My husband chuckled as he handed me the travel cover of Sunday’s New York Times, knowing that Andy Isaacson’s story, “Riding the Rails,” would be dear to my heart. My late mother, Rosalie Yerkes Figge, loved loved loved riding the train. Every summer she and her mother would take the train from Philadelphia to Henderson, North Carolina, to visit her Harris and Hicks relatives, and, an avid traveler until the year before her death at 96, she trained everywhere possible. Returning with her from a family vacation in Orlando (she was 92 at the time) I was amazed at how she could predict when the train would slow, passing whistle stop towns, so she could edge her ponderous way into the dining car.
So I’ve been badgering my husband for years, “Let’s take a cross country railroad vacation,” and he has resisted for years. We’ve put our toe in the water by taking rail trips to Richmond and Durham, but no overnights comparable to when we trained to Montreal for the 1967 World Expo, our last child-free fling before we were to have our second child. Because I was 7 1/2 months pregnant, I couldn’t go by air (I’m no Sarah Palin), and the sleeper enabled me to travel horizontally.
And I did go off on my own train trip last spring, to celebrate my not-working-full-time status, taking the train from Princeton to Cleveland and continuing by Amtrak bus to Detroit. What I thought would be a pleasant adventure turned out to be a pleasant though harrowing adventure, which I wrote about for U.S. 1 Newspaper.

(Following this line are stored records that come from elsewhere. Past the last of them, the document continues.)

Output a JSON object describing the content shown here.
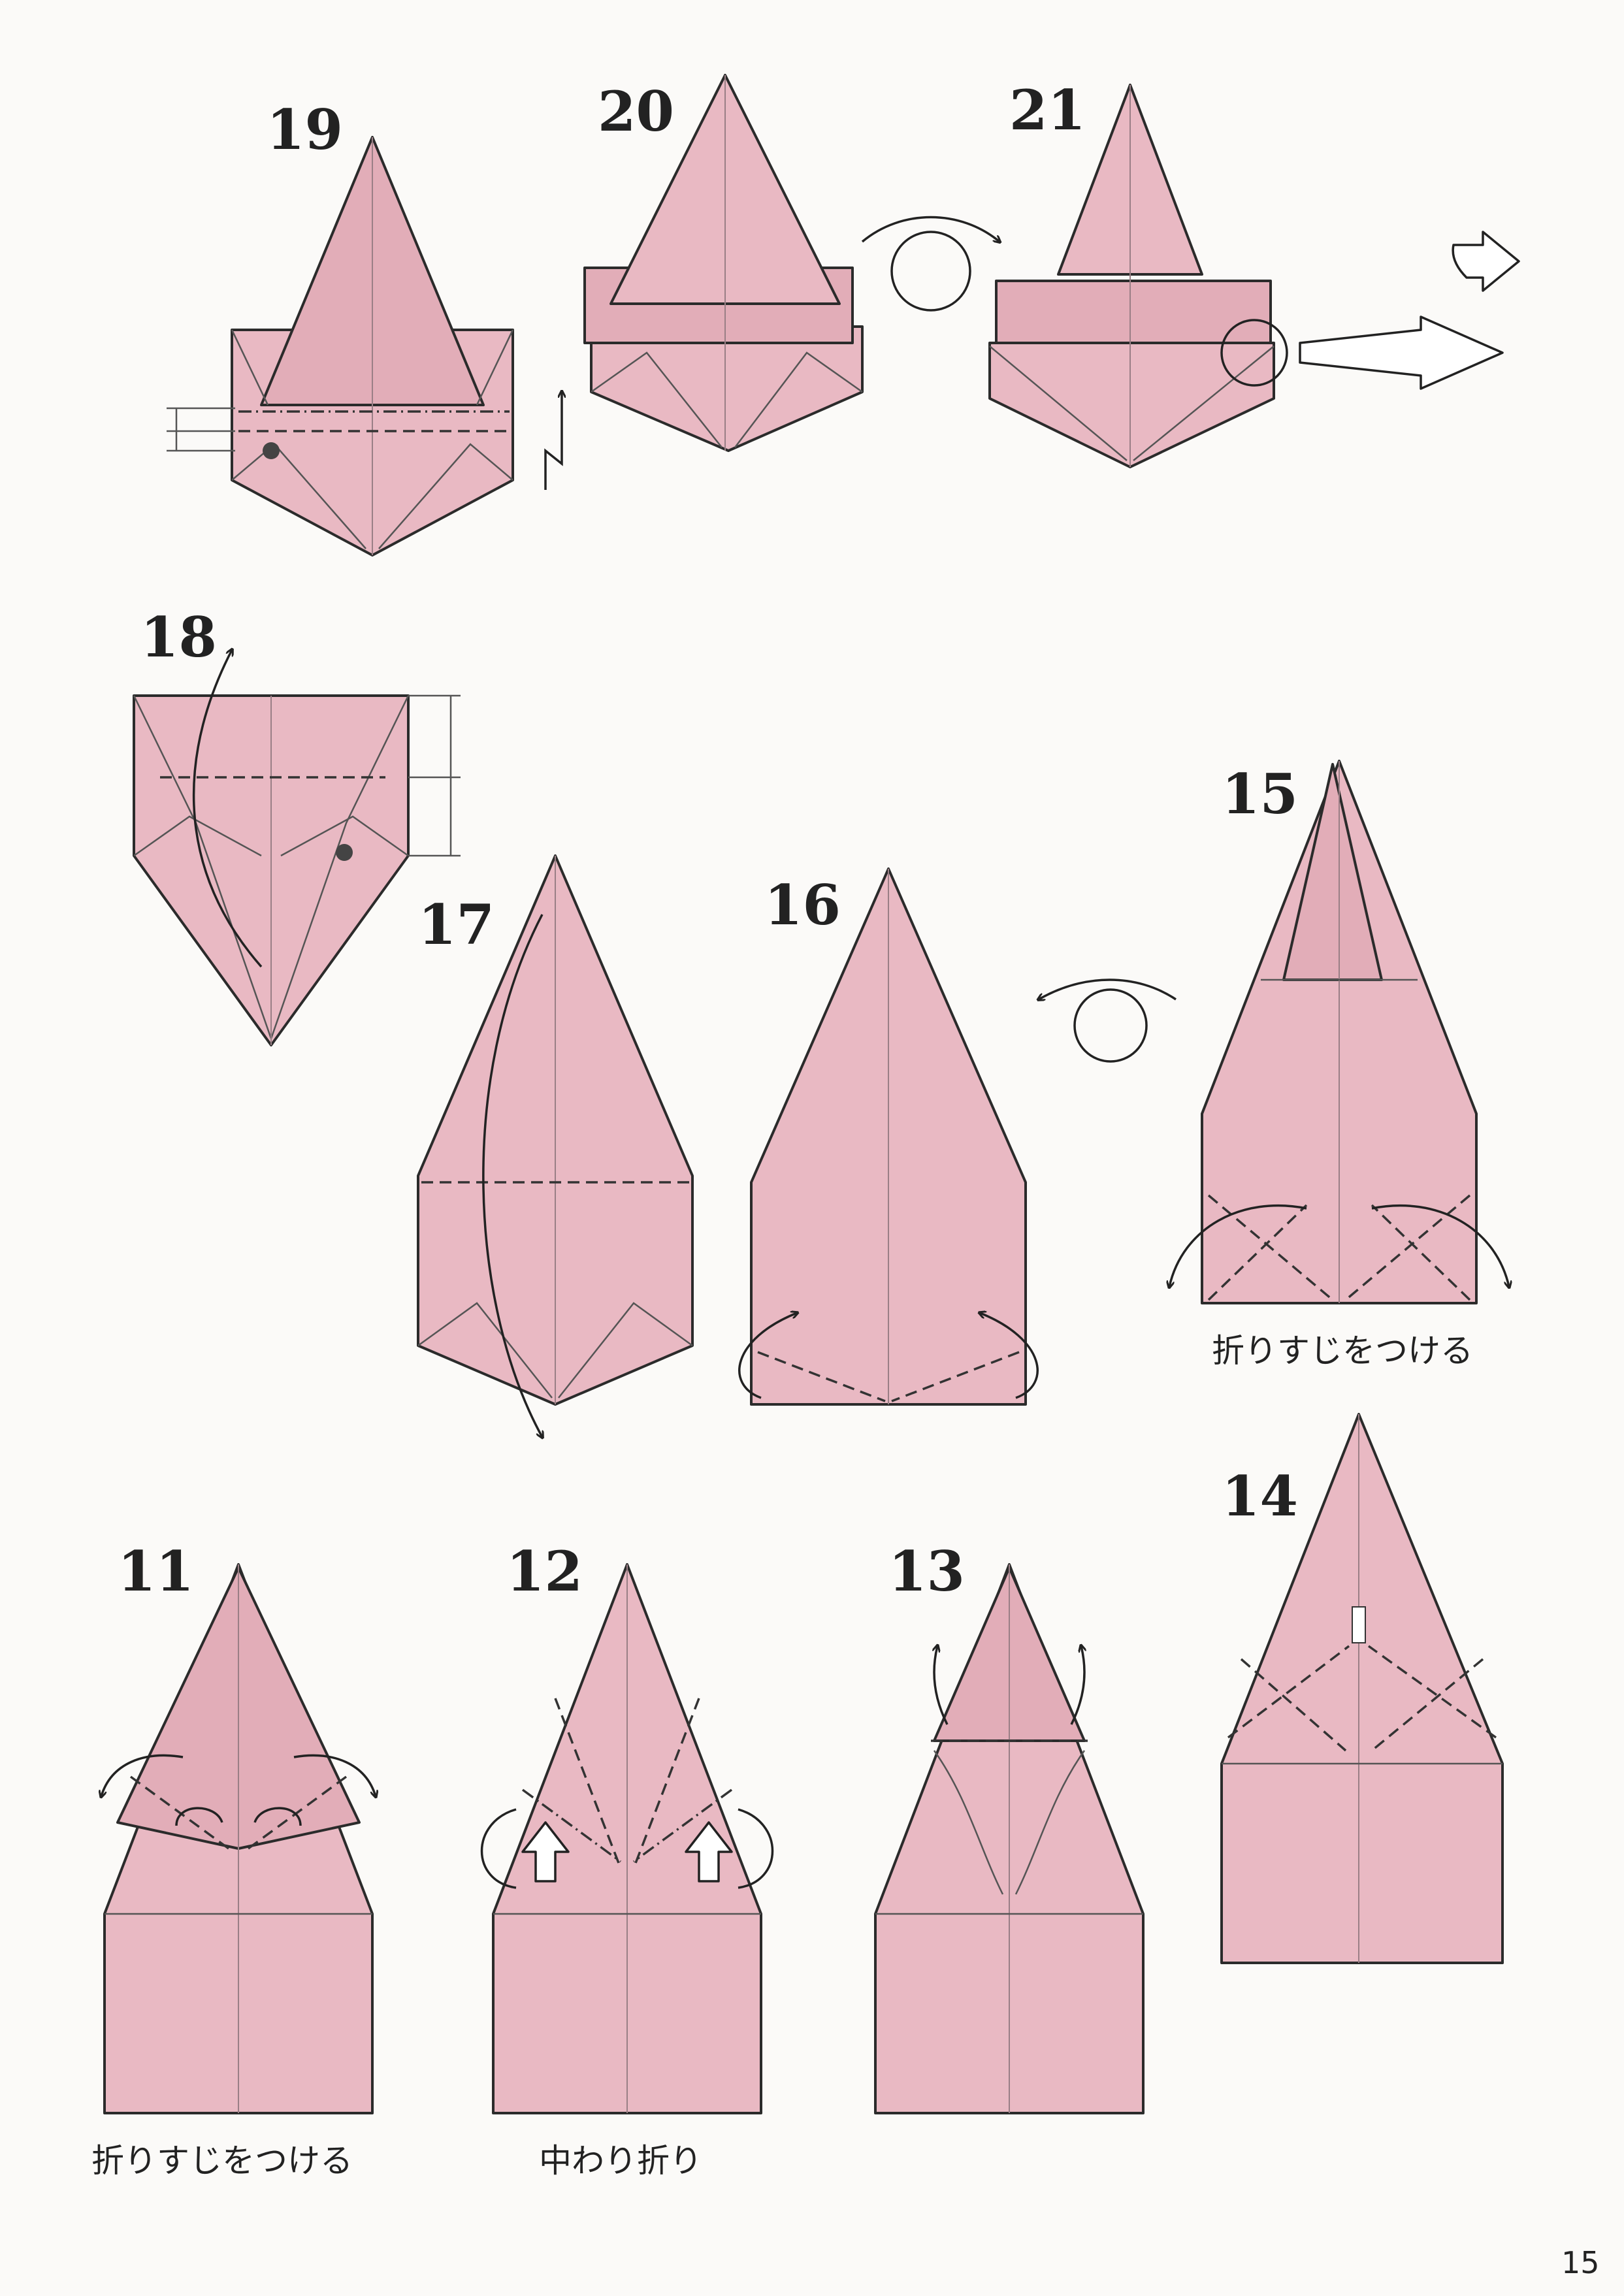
{
  "page": {
    "number": "15"
  },
  "steps": {
    "s11": {
      "number": "11",
      "caption": "折りすじをつける"
    },
    "s12": {
      "number": "12",
      "caption": "中わり折り"
    },
    "s13": {
      "number": "13"
    },
    "s14": {
      "number": "14"
    },
    "s15": {
      "number": "15",
      "caption": "折りすじをつける"
    },
    "s16": {
      "number": "16"
    },
    "s17": {
      "number": "17"
    },
    "s18": {
      "number": "18"
    },
    "s19": {
      "number": "19"
    },
    "s20": {
      "number": "20"
    },
    "s21": {
      "number": "21"
    }
  },
  "colors": {
    "paper": "#e9b9c3",
    "line": "#2b2b2b",
    "background": "#fbfaf8"
  },
  "symbols": [
    "turn-over-symbol",
    "next-view-symbol",
    "zoom-arrow-symbol",
    "pleat-symbol"
  ]
}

Isaacson has a talent for description (“In dawn’s light, the train streaked across the Great Basin Desert, blurring the view of tufted yellow shrubs flanking the rails but framing the white dusted, mineral-stained mountains beyond in an unfolding panorama…”) and in the microcosm of his four-day journey he conveyed the macro picture of America’s railroad future. (I’m pinning my hopes for Amtrak on our rail-riding vice president). He also told honestly of his own harrowing time; en route to Chicago he froze when the heat went off in his roomette.
But he and I both came away with the same opinion, that traveling long distances by rail has its own special rewards, not least among them the opportunity to meet and get to know one’s fellow travelers, making friends of strangers. I’m still corresponding with the friend I made enroute to Cleveland.
And, as Isaacson notes, the slower pace, the “rocking cradle, and that hushing sound, choo-k-choo-k choo-k-choo-k –” can act as a “salve for our modern psyche.”